Production en baisse drastique, prix en hausse historique. L'œuf subit l'épidémie de grippe aviaire, mais le contexte géopolitique et le cours des matières premières n'aident en rien.
Les œufs coûtent cher. +20% dans l'alimentaire et très bientôt dans les rayons, qui se clairsèment déjà, car la production fonctionne au ralenti en France depuis quelques temps. La cause première : une épidémie de grippe aviaire, dite Influenza, qui, depuis fin octobre, décime peu à peu les gallinacés. À ce jour, près de 13 millions d’animaux ont été abattus. Un bilan conséquent, voire dramatique pour le pays. D’après Loïc Coulombel, président du Syndicat national des industriels et professionnels de l'œuf, cela ne représenterait pas moins de 6% de la production journalière française. D'après Sud-Ouest, la région homonyme a été la plus sévèrement touchée, et a pu déclarer fin mars l'abattage de millions de canards (impropres à la fabrication du foie gras) et autres volailles en passe de l'être pour endiguer l'épidémie qui s'est propagée dans 792 élevages de la région au 15 mars, dont 338 seulement en Vendée.
Ce produit de base pour presque tous les corps de métiers de bouche ou du food service commence à accuser un certain coup, et coût. En effet, pour produire un œuf de qualité, il faut nourrir la poule avec des matières premières, qui n’échappent pas au contexte géopolitique mondial extrêmement tendu actuellement, puisque l’Ukraine, grenier à blé de l’Europe, est à l'arrêt complet. Au-delà de l'alimentation des animaux, le secteur volailler doit également accuser le coup d'une augmentation nette du prix de l'énergie, ce qui rejaillit sur l'entretien des cheptels.
Côté vente, les éleveurs n'auront d'autre choix que de vendre leurs douzaines d'œufs beaucoup plus cher, pour couvrir le manque à gagner et les conséquences de l'épidémie. Les hypers et autres moyennes et grandes surfaces devront donc s'adapter au consommateur qui aura peine à suivre ces fluctuations de prix, déjà préoccupé par les augmentations conséquentes de celui des énergies, des matières premières et, bien sûr, de l'essence. Du côté des professionnels, les boulangers-pâtissiers, qui subissent déjà la hausse du prix du blé, vont devoir également ouvrir leur porte-monnaie de plus belle pour se fournir en œufs ou ovoproduits, également concernés. Sur RTL, Loïc Coulombel annonçait que les boulangers-pâtissiers subiront une augmentation des prix de 40 à 50% par rapport à l'an passé et que les industriels et professionnels de la restauration accuseront la hausse la plus violente : « Ça va de 40 à 100% ». L'hôtellerie-restauration, toujours vacillante malgré un regain de dynamisme, est elle aussi concernée par ce produit de base et devra une fois de plus s'adapter.

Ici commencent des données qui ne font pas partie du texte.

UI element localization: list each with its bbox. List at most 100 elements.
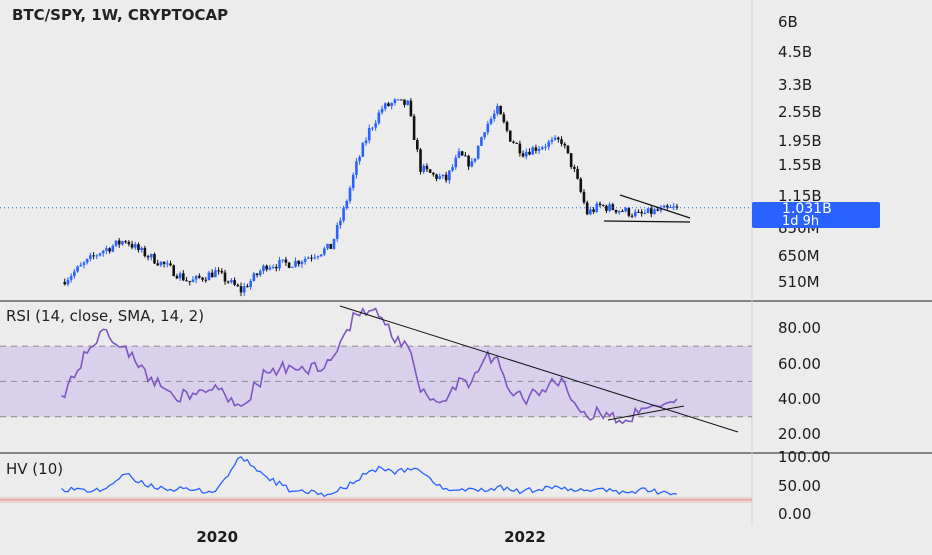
candle-down [127,242,131,245]
candle-up [76,266,79,272]
price-tick-label: 6B [778,13,798,32]
candle-up [159,261,163,266]
candle-down [569,153,573,167]
rsi-tick-label: 40.00 [778,390,821,409]
candle-down [226,281,230,283]
candle-up [608,204,611,211]
hv-title: HV (10) [6,460,64,478]
candle-down [220,270,224,273]
candle-down [182,273,185,281]
candle-down [425,165,429,170]
candle-down [666,205,669,208]
candle-down [515,142,518,144]
candle-down [63,282,67,285]
candle-down [287,262,291,268]
candle-down [175,276,179,279]
candle-down [649,208,653,214]
candle-down [124,241,127,243]
candle-down [265,265,268,270]
candle-up [531,147,534,155]
candle-up [589,209,592,215]
candle-up [95,255,99,257]
candle-down [557,137,560,140]
candle-down [201,277,204,280]
candle-up [313,257,317,259]
candle-down [614,209,618,213]
candle-down [432,172,435,175]
candle-up [291,266,294,268]
candle-down [143,247,147,257]
candle-up [390,103,393,106]
price-tick-label: 1.15B [778,187,822,206]
candle-down [108,248,111,252]
candle-down [528,151,531,155]
price-tick-label: 510M [778,273,820,291]
candle-down [217,270,220,272]
candle-down [534,147,538,151]
candle-up [480,137,483,146]
candle-up [396,99,400,101]
candle-up [89,255,92,259]
candle-up [653,209,656,214]
hv-tick-label: 50.00 [778,476,821,495]
candle-up [358,156,361,162]
time-tick-label: 2022 [504,528,546,546]
candle-down [563,143,567,146]
candle-up [332,238,336,249]
candle-down [576,168,579,179]
candle-down [223,272,227,282]
candle-down [153,253,156,264]
candle-down [284,259,288,263]
candle-up [121,241,124,245]
candle-up [262,265,265,272]
candle-down [310,257,313,259]
candle-up [105,248,108,251]
candle-up [140,247,143,250]
candle-down [675,206,679,208]
candle-up [371,127,374,129]
candle-up [377,112,381,124]
candle-up [316,256,320,258]
candle-down [246,286,249,288]
rsi-downtrend-line [339,305,739,433]
candle-up [351,174,355,188]
candle-up [339,220,342,226]
candle-down [621,210,624,212]
candle-up [342,208,345,221]
candle-down [185,280,188,282]
candle-down [467,155,470,167]
candle-down [409,100,413,117]
candle-up [348,187,352,201]
candle-down [518,143,522,154]
candle-up [149,253,153,258]
candle-down [117,240,121,245]
candle-down [188,281,192,283]
rsi-title: RSI (14, close, SMA, 14, 2) [6,307,205,325]
candle-up [258,271,262,276]
candle-up [303,258,307,262]
candle-up [524,151,528,157]
candle-up [300,261,304,265]
candle-up [242,286,246,293]
candle-down [239,286,243,293]
chart-title: BTC/SPY, 1W, CRYPTOCAP [12,6,229,24]
candle-up [492,113,496,119]
candle-up [448,170,451,181]
hv-line [61,456,678,498]
candle-down [233,280,236,285]
candle-up [669,207,672,209]
candle-up [406,100,409,105]
candle-up [194,275,198,280]
candle-up [294,260,297,267]
candle-down [156,263,159,266]
candle-up [367,128,371,141]
candle-up [114,240,118,246]
candle-up [345,200,349,209]
hv-tick-label: 0.00 [778,505,812,524]
candle-up [214,270,217,278]
candle-down [508,130,512,142]
candle-up [191,279,195,283]
candle-down [460,151,464,156]
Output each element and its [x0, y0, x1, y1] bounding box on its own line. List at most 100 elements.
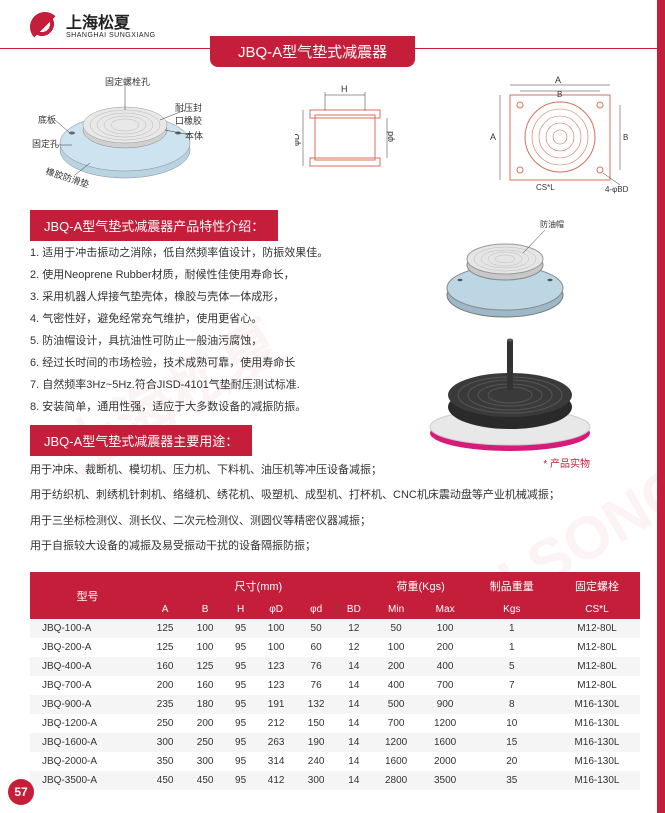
table-cell: 125	[145, 619, 185, 638]
table-cell: 200	[145, 676, 185, 695]
table-cell: 95	[225, 752, 256, 771]
table-row: JBQ-900-A23518095191132145009008M16-130L	[30, 695, 640, 714]
table-cell: 700	[372, 714, 421, 733]
table-cell: 263	[256, 733, 296, 752]
table-cell: 14	[336, 657, 372, 676]
table-row: JBQ-400-A1601259512376142004005M12-80L	[30, 657, 640, 676]
table-cell: 14	[336, 733, 372, 752]
table-cell: 900	[421, 695, 470, 714]
feature-item: 6. 经过长时间的市场检验，技术成熟可靠，使用寿命长	[30, 352, 328, 374]
table-row: JBQ-1600-A30025095263190141200160015M16-…	[30, 733, 640, 752]
table-cell: 400	[421, 657, 470, 676]
table-cell: 76	[296, 657, 336, 676]
table-cell: 14	[336, 714, 372, 733]
table-cell: 95	[225, 695, 256, 714]
table-cell: M16-130L	[554, 752, 640, 771]
table-cell: 95	[225, 619, 256, 638]
table-cell: 191	[256, 695, 296, 714]
table-cell: 14	[336, 676, 372, 695]
svg-text:φD: φD	[295, 133, 301, 146]
table-cell: 1200	[421, 714, 470, 733]
table-subheader: BD	[336, 600, 372, 619]
table-row: JBQ-1200-A2502009521215014700120010M16-1…	[30, 714, 640, 733]
table-row: JBQ-3500-A45045095412300142800350035M16-…	[30, 771, 640, 790]
table-cell: 14	[336, 695, 372, 714]
svg-text:φd: φd	[385, 131, 395, 142]
table-subheader: B	[185, 600, 225, 619]
feature-item: 5. 防油帽设计，具抗油性可防止一般油污腐蚀，	[30, 330, 328, 352]
table-cell: 7	[470, 676, 554, 695]
table-cell: 212	[256, 714, 296, 733]
table-cell: 95	[225, 676, 256, 695]
table-cell: 300	[145, 733, 185, 752]
section-features-heading: JBQ-A型气垫式减震器产品特性介绍：	[30, 210, 278, 241]
table-cell: 3500	[421, 771, 470, 790]
table-cell: M16-130L	[554, 714, 640, 733]
table-cell: 132	[296, 695, 336, 714]
table-cell: M16-130L	[554, 733, 640, 752]
table-row: JBQ-200-A1251009510060121002001M12-80L	[30, 638, 640, 657]
table-header: 制品重量	[470, 572, 554, 600]
table-cell: 350	[145, 752, 185, 771]
table-cell: 123	[256, 676, 296, 695]
svg-text:B: B	[623, 133, 628, 142]
table-cell: 60	[296, 638, 336, 657]
table-cell: JBQ-400-A	[30, 657, 145, 676]
table-subheader: Max	[421, 600, 470, 619]
svg-text:B: B	[557, 90, 562, 99]
logo: 上海松夏 SHANGHAI SUNGXIANG	[30, 12, 156, 42]
diagram-top: A B A B CS*L 4-φBD	[480, 75, 640, 195]
table-cell: 12	[336, 619, 372, 638]
svg-text:A: A	[555, 75, 561, 85]
table-cell: 314	[256, 752, 296, 771]
svg-text:CS*L: CS*L	[536, 183, 555, 192]
table-cell: JBQ-200-A	[30, 638, 145, 657]
table-cell: 500	[372, 695, 421, 714]
logo-en: SHANGHAI SUNGXIANG	[66, 32, 156, 39]
table-cell: 160	[185, 676, 225, 695]
table-cell: 150	[296, 714, 336, 733]
product-image-photo	[415, 335, 605, 455]
table-cell: 100	[185, 638, 225, 657]
table-cell: 400	[372, 676, 421, 695]
svg-text:防油帽: 防油帽	[540, 219, 564, 229]
table-cell: 95	[225, 638, 256, 657]
table-subheader: CS*L	[554, 600, 640, 619]
label-hole: 固定孔	[32, 137, 59, 150]
product-image-render: 防油帽	[435, 215, 575, 325]
table-cell: 14	[336, 771, 372, 790]
table-cell: 200	[372, 657, 421, 676]
table-cell: M12-80L	[554, 676, 640, 695]
table-subheader: φd	[296, 600, 336, 619]
table-subheader: A	[145, 600, 185, 619]
table-subheader: Min	[372, 600, 421, 619]
table-header: 尺寸(mm)	[145, 572, 371, 600]
table-subheader: H	[225, 600, 256, 619]
table-cell: M12-80L	[554, 657, 640, 676]
svg-text:A: A	[490, 132, 496, 142]
table-cell: 100	[372, 638, 421, 657]
table-cell: JBQ-1200-A	[30, 714, 145, 733]
table-cell: 100	[421, 619, 470, 638]
table-cell: JBQ-900-A	[30, 695, 145, 714]
features-list: 1. 适用于冲击振动之消除，低自然频率值设计，防振效果佳。2. 使用Neopre…	[30, 242, 328, 418]
feature-item: 4. 气密性好，避免经常充气维护，使用更省心。	[30, 308, 328, 330]
table-cell: 450	[185, 771, 225, 790]
feature-item: 2. 使用Neoprene Rubber材质，耐候性佳使用寿命长，	[30, 264, 328, 286]
table-cell: 100	[185, 619, 225, 638]
table-cell: 450	[145, 771, 185, 790]
table-cell: 100	[256, 619, 296, 638]
table-cell: 76	[296, 676, 336, 695]
label-bolt-hole: 固定螺栓孔	[105, 75, 150, 88]
table-cell: 95	[225, 657, 256, 676]
table-cell: 250	[185, 733, 225, 752]
feature-item: 7. 自然频率3Hz~5Hz.符合JISD-4101气垫耐压测试标准.	[30, 374, 328, 396]
table-row: JBQ-100-A125100951005012501001M12-80L	[30, 619, 640, 638]
table-subheader: Kgs	[470, 600, 554, 619]
table-row: JBQ-700-A2001609512376144007007M12-80L	[30, 676, 640, 695]
page-title: JBQ-A型气垫式减震器	[210, 36, 415, 67]
table-cell: 700	[421, 676, 470, 695]
table-cell: 250	[145, 714, 185, 733]
table-cell: 1200	[372, 733, 421, 752]
table-cell: 2000	[421, 752, 470, 771]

Les élevages nord-américains gravement touchés
La France et beaucoup d'autres pays européens ne sont pas les seuls à subir de plein fouet cette escalade de problèmes sanitaires et d'envolées de prix. La grippe aviaire dite Influenza fait des ravages aux États-Unis, qui peinent à voir le bout de l'épidémie. La contagion, notamment transmise par le biais d'oiseaux sauvages, touche des millions de gallinacés, ce qui implique comme en Europe, des abattages de grande envergure et des pondaisons empêchées. Il suffit qu'un seul animal soit testé positif pour que tout un cheptel avicole soit supprimé. Le prix des œufs aurait atteint 50% d'augmentation, bien plus que lors de la dernière épidémie de 2015, déjà virulente. La viande de volaille, très consommée aux États-Unis est également soumise à une très nette augmentation de prix. Today précise que dans le midwest, très actif dans l'industrie avicole : « Le coût d'une douzaine a dépassé les 3 dollars le 31 mars, ce qui ne s'est produit qu'une seule fois auparavant, selon les spécialistes du marché Urner Barry. La hausse des coûts est due en partie à l'épidémie de grippe aviaire qui a été détectée dans au moins 26 États et a entraîné la mort de millions d'oiseaux. » D'après le site Statista, le prix de l'œuf au détail en 2021 connaissait déjà une augmentation significative, approchante de celle de 2015, à l'époque de la dernière grippe aviaire qui fut un véritable désastre pour le monde avicole nord-américain. Très grand producteur et exportateur d'ovoproduits, les États-Unis figurent dans le top 10 des pays champions de la ponte, occupant la 4e place après la Chine. Rien qu'en 2020, le pays produisait plus de 110 milliards d'œufs, contre environ 15 milliards pour l'Hexagone.